Acadia working with health systems 

Hunter also highlighted the “immature” and “fragmented” nature of the behavioral health industry as an opportunity for Acadia Healthcare.

Hospital systems have recognized the massive increase in demand for behavioral health driven by COVID-19, Duckworth said. Systems are also interested in increasing the integration between behavioral health and physical health.

“They have not had the right setting,” Duckworth said. “They may have a unit of their hospital dedicated to behavioral health.

“But they have not historically had that more state-of-the-art freestanding, more therapeutically appropriate facility to provide that treatment and that’s what we are building with our partners.”

Acadia Healthcare hopes to partner with “strong, reputable partners” in several markets, Duckworth said. The company has identified 100 metros that don’t have enough behavioral health beds as potential expansion locations.

The company has opened 9 of the 18 JV facilities that it has announced. 

On the same-facility expansion side, Acadia Healthcare has a clearer path to a return on investment. It’s the company’s strong opportunity because of the strong infrastructure, local know-how and relationships at the local level.

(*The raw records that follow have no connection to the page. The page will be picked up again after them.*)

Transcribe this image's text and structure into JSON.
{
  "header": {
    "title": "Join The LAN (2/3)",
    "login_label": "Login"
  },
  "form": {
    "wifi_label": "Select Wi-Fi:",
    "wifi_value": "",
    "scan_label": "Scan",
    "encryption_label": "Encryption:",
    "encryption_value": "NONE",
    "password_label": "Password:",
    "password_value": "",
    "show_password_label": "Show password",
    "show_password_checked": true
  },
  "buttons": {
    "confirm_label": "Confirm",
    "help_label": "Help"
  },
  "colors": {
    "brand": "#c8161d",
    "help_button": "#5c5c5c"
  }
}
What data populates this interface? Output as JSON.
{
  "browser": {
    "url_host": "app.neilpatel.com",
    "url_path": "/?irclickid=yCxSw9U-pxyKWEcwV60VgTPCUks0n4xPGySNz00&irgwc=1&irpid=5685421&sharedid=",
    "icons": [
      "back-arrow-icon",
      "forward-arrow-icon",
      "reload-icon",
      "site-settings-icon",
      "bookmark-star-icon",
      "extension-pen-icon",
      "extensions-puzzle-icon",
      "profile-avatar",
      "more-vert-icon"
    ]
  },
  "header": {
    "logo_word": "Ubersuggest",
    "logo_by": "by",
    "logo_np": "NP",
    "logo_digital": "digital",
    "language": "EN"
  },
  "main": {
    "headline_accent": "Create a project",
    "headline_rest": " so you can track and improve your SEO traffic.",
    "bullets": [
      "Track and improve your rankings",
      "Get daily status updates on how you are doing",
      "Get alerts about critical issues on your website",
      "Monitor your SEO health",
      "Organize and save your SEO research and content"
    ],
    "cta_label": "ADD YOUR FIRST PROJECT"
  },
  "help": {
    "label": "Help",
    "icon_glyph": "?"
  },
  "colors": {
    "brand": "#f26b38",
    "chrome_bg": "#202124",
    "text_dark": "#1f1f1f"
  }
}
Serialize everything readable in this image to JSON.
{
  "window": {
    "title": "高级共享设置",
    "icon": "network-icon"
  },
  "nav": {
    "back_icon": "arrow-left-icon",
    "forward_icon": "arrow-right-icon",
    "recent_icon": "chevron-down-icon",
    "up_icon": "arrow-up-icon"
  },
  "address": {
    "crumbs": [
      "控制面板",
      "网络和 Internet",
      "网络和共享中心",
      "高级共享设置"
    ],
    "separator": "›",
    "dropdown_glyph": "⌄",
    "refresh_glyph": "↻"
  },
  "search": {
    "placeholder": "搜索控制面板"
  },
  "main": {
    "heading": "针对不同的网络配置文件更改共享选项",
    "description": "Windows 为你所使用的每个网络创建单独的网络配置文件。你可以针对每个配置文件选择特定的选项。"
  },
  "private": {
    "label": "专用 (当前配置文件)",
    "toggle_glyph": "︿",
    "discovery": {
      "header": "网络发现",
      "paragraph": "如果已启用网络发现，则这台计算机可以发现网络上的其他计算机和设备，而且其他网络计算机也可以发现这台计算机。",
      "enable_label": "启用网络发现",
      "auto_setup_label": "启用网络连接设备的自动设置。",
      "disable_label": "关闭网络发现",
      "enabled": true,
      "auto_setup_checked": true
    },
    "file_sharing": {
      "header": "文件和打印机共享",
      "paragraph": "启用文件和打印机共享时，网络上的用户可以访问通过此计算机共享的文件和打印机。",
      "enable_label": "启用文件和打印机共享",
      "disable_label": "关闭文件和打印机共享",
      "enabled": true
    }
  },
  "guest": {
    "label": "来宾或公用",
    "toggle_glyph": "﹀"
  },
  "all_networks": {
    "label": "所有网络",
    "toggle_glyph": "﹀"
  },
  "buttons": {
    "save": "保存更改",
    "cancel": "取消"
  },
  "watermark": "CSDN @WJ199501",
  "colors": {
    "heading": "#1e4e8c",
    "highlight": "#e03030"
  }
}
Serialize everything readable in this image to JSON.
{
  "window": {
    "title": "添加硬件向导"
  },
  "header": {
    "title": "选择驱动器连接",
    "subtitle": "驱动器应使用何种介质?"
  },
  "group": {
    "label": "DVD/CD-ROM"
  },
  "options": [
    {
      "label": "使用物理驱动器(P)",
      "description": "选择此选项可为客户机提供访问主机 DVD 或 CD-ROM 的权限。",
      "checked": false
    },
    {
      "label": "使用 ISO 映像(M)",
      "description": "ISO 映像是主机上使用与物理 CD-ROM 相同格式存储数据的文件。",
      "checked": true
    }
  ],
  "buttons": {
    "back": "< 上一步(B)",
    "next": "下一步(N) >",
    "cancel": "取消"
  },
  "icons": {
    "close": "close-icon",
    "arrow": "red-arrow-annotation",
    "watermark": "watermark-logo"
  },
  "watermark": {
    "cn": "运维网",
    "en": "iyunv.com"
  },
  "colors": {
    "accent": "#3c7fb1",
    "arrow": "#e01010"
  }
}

“This is the highest return opportunity for the company because we do have an existing operation that we’re able to leverage,” Duckworth said.

The U.S. is in a psychiatric bed shortage. Part of that crisis was caused by Medicaid refusing to cover mental health services in facilities dedicated to mental illness. Some investors, developers and operators are hoping to step into the void left by the state psychiatric hospitals that once defined how the U.S. care for those with mental illness and disabilities.

Over the course of a few years, health care real estate investment trusts (REITs) have appeared as another partner to support behavioral health facility development.